Pastry technique: Make your own almond flour
December 17th, 2010 | 81 Comments
Right now I’m hard at work on a big, comprehensive French Macaron tutorial. It will be ready in a week or two, so I hope you look out for it.
Meanwhile, I’m going through almond flour as if I had a silo of it in the backyard. Somehow the grocery powers-that-be decided that us regular, hard-working folk will be charged a premium, nearly a mortgage payment, for packaged ground almonds. I guess the simple act of grinding almonds makes them worth twice as much? I’m staging a revolt.
Making your own takes a few minutes and you can get the same fine, light texture as the store-bought counterpart. It’s better to use a blender or a coffee grinder as opposed to a food processor because the result is more finely ground, and keeps the nuts from releasing too much of their natural oils. (But if you only have a food processor, that will still yield a workable result.)
And obviously you’re not limited to just almonds. You can dabble in pistachio flour, hazelnut flour, pecan flour, walnut flour. Some flours will end up oilier than others, depending on how fatty the nut is. Put on your lab coat, er, apron because this allows for flavor experimentation. Build a whole new flavor profile simply by substituting one nut flour for another in, say, a cake recipe. What used to be an almond cake with mixed berry compote, can now become a pistachio cake with sour cherry compote on a whim.
The other day I was glued to the food channel — surprise, surprise — and a famous chef was demonstrating a seafood recipe. I was hoping, perhaps foolishly, to learn a few tips, but he went through the recipe as though reading it out of a book. The instructions were presented as a list of actions — “score the fish, sear it, blanch the green beans, throw them in ice water.” Yes, the directions were all there, but you’d never understand the hows and whys of it from the way he was explaining it. He never touched on why he scored the fish, why he threw the vegetables in ice water. I should mention I used to work for this guy, and I was frustrated with his presentation. I knew he knew better.
It’s like telling a golfing novice that they need to hit the ball toward the hole. Ok, yes, I get that, but what’s the best way to stand, how hard do you hit the ball, which club is best to use? Without learning all the techniques, you’re just blindly going through the motions.
And simply following a recipe is also just going through the motions. How can anyone really learn to bake and do their own flavor variations, and alter a recipe to their liking if they don’t understand the hows and whys of how it works behind the scenes? How each ingredient contributes to the end result?
I’ve been doing recipe tutorials so far, and touching on techniques throughout each one, and as long as I have blood in my veins, those will continue.
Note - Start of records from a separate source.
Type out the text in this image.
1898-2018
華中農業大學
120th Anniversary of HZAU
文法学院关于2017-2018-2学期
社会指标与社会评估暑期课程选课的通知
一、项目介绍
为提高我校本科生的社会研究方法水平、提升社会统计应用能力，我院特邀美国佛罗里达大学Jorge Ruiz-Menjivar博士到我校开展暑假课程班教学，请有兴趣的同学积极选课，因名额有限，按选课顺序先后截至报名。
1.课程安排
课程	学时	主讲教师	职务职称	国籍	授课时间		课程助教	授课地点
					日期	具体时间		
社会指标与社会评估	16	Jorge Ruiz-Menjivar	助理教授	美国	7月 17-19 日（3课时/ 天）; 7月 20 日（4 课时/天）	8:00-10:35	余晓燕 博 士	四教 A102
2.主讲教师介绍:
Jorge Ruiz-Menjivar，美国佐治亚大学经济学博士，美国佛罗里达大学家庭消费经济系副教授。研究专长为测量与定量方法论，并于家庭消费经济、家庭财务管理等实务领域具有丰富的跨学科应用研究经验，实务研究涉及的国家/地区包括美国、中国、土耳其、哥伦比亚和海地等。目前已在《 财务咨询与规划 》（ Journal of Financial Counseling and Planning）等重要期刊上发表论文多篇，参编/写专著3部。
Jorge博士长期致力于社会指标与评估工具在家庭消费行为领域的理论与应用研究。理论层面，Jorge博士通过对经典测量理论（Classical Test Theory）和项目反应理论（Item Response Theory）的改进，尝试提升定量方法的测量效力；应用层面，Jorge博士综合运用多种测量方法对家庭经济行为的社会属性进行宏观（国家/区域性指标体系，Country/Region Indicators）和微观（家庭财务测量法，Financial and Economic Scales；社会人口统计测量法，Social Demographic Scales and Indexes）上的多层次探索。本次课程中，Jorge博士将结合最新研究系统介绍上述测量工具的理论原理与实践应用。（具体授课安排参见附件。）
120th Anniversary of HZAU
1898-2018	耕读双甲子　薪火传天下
But I want to share more tips and techniques that I learned over the years so they can be applied to many recipes, not just the one I happen to be showcasing. I’ll be adding a METHODS navigation button on top so the list can be used as a reference. And the almond flour is first up.
Here are a few other inspired, useful tips and tricks that my fellow bloggers have posted. Definitely worth a look.
1. Elizabeth, over at Guilty Kitchen, shows how to make your own brown sugar, if you find yourself without.
2. MarzipanMom explains how to turn any cheesecake recipe into bars.
3. Joy the Baker, makes her own vanilla extract.
Almond Flour (or any nut flour)
Take some blanched nuts, almonds in this case (and they don’t even have to be blanched if you don’t mind the dark flecks you’ll get from the skins.) You can also try using roasted nuts for an earthier-tasting flour.
Throw them in a blender or coffee grinder. I use about a cup at a time. If the machine is overloaded, the blade may have a hard time reaching all the nuts, and the grind will be uneven.
Pulse a few times until they are finely ground. Don’t let it go for too long, otherwise the nuts will release too much of their oils and things will get pasty (which is ok, if you’re going for nut butter.)
Here’s a batch using unblanched nuts in a food processor. Still pretty good, but not as fine. The skins make the flour darker.
Once the nuts are ground, you can pass them through a sifter. I’m shakin’ the sifter.
Whatever larger pieces don’t make it through the sifter can be thrown back into the blender with the next batch of nuts for additional grinding. The finished flour can be stored in ziploc bags, either refrigerated for a month, or frozen for a few months. Make as much or as little as you need.
Pocket your savings for the cruise vacation.